Para a docente, especialista em ciências forenses, é “urgente ultrapassar em Portugal o défice formativo que se verifica nos profissionais – nomeadamente do Estado – que lidam com casos de violência, pois só assim poderemos melhorar os indicadores do país neste campo”.

Este ano já morreram 18 mulheres vítimas de violência doméstica, quase tantas como em todo o ano de 2017 (20 vítimas). Um dos casos mais recentes é de uma mulher de 48 anos, morta a tiro, no final de agosto, em Quiaios, Figueira da Foz, pelo marido de 52.

Também as queixas de violação estão a aumentar. Em 2017, a violação foi o crime que mais cresceu em Portugal, segundo os registos Relatório Anual de Segurança Interna (RASI). Foram feitas 408 denúncias deste crime, mais 73 que em 2016 e o valor mais alto, nos relatórios de segurança interna, desde 2010.
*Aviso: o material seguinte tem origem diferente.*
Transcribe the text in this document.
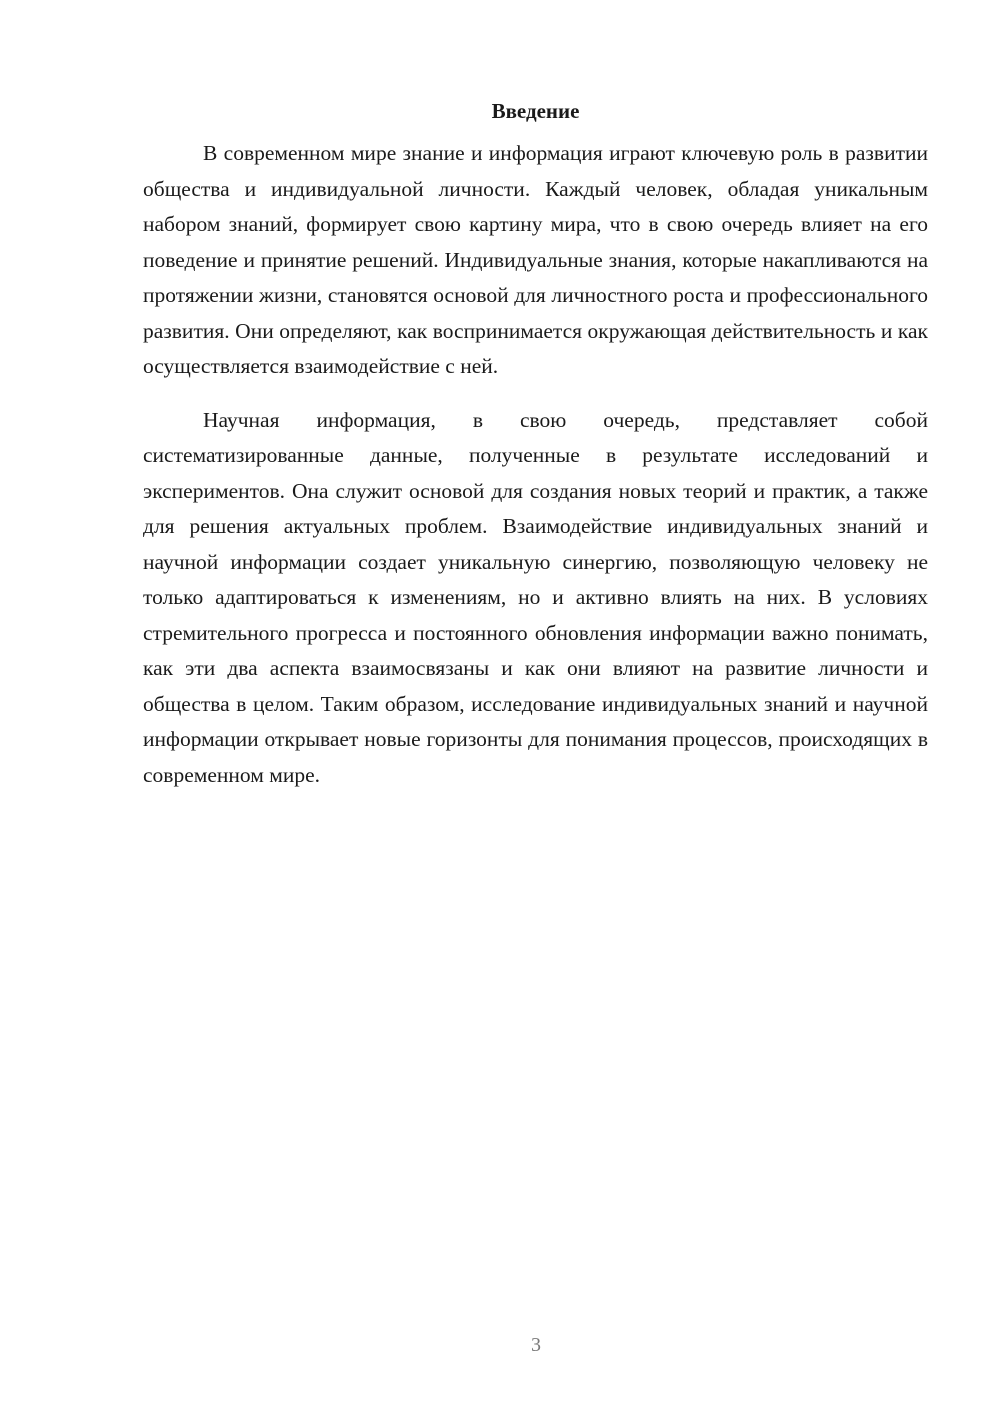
Введение

В современном мире знание и информация играют ключевую роль в развитии общества и индивидуальной личности. Каждый человек, обладая уникальным набором знаний, формирует свою картину мира, что в свою очередь влияет на его поведение и принятие решений. Индивидуальные знания, которые накапливаются на протяжении жизни, становятся основой для личностного роста и профессионального развития. Они определяют, как воспринимается окружающая действительность и как осуществляется взаимодействие с ней.

Научная информация, в свою очередь, представляет собой систематизированные данные, полученные в результате исследований и экспериментов. Она служит основой для создания новых теорий и практик, а также для решения актуальных проблем. Взаимодействие индивидуальных знаний и научной информации создает уникальную синергию, позволяющую человеку не только адаптироваться к изменениям, но и активно влиять на них. В условиях стремительного прогресса и постоянного обновления информации важно понимать, как эти два аспекта взаимосвязаны и как они влияют на развитие личности и общества в целом. Таким образом, исследование индивидуальных знаний и научной информации открывает новые горизонты для понимания процессов, происходящих в современном мире.

3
Ao DN, Rui Abrunhosa Gonçalves, especialista em psicologia forense e criminal, refere que as estatísticas podem não ser totalmente fiáveis, uma vez que muitas vítimas ainda optam por não denunciar os agressores. Por outro lado, e apesar de um aumento das denúncias, o psicólogo nota que “as vítimas não se sentem protegidas pelo sistema”. “O agressor pode ficar calado mas a vítima vai ter que responder a tudo, ao juiz, ao procurador, ao advogado. E o advogado de defesa vai tentar tudo para provar que a mulher é leviana, promíscua.”

A isso soma-se, sublinha, “um desfasamento muito grande entre o número de casos denunciados e as condenações com pena de prisão”.

“Quem trabalha no terreno verifica que muitos profissionais desvalorizam a violência contra as mulheres, numa atitude que assenta em ideias pré-concebidas de submissão natural das mulheres aos homens e na aceitação geral da impunidade destes. Todos somos responsáveis pelos processos de manutenção da violência e todos seremos igualmente responsáveis pelo processo de mudança e pela sua erradicação”, frisa Sónia Costa.

A investigadora acredita que “com uma qualificação mais adequada dos diferentes profissionais, muitos dos erros que se cometem podiam ser evitados”, contribuindo para reduzir o número de mortes relacionadas com este crime.

O presidente da Coimbra Business School mostra-se, por isso, convicto de que este curso “contribua para melhorar a prevenção e o combate à violência, sobretudo aquela que se abate sobre as mulheres”.

O curso, que conta ainda com o apoio da Secretária de Estado para a Cidadania e a Igualdade, terá uma duração de 164 horas, terminando em fevereiro de 2019. Há 40 vagas disponíveis, metade para para profissionais da administração pública e as outras 20 para a população em geral.

As inscrições para o curso terminam a 15 de setembro.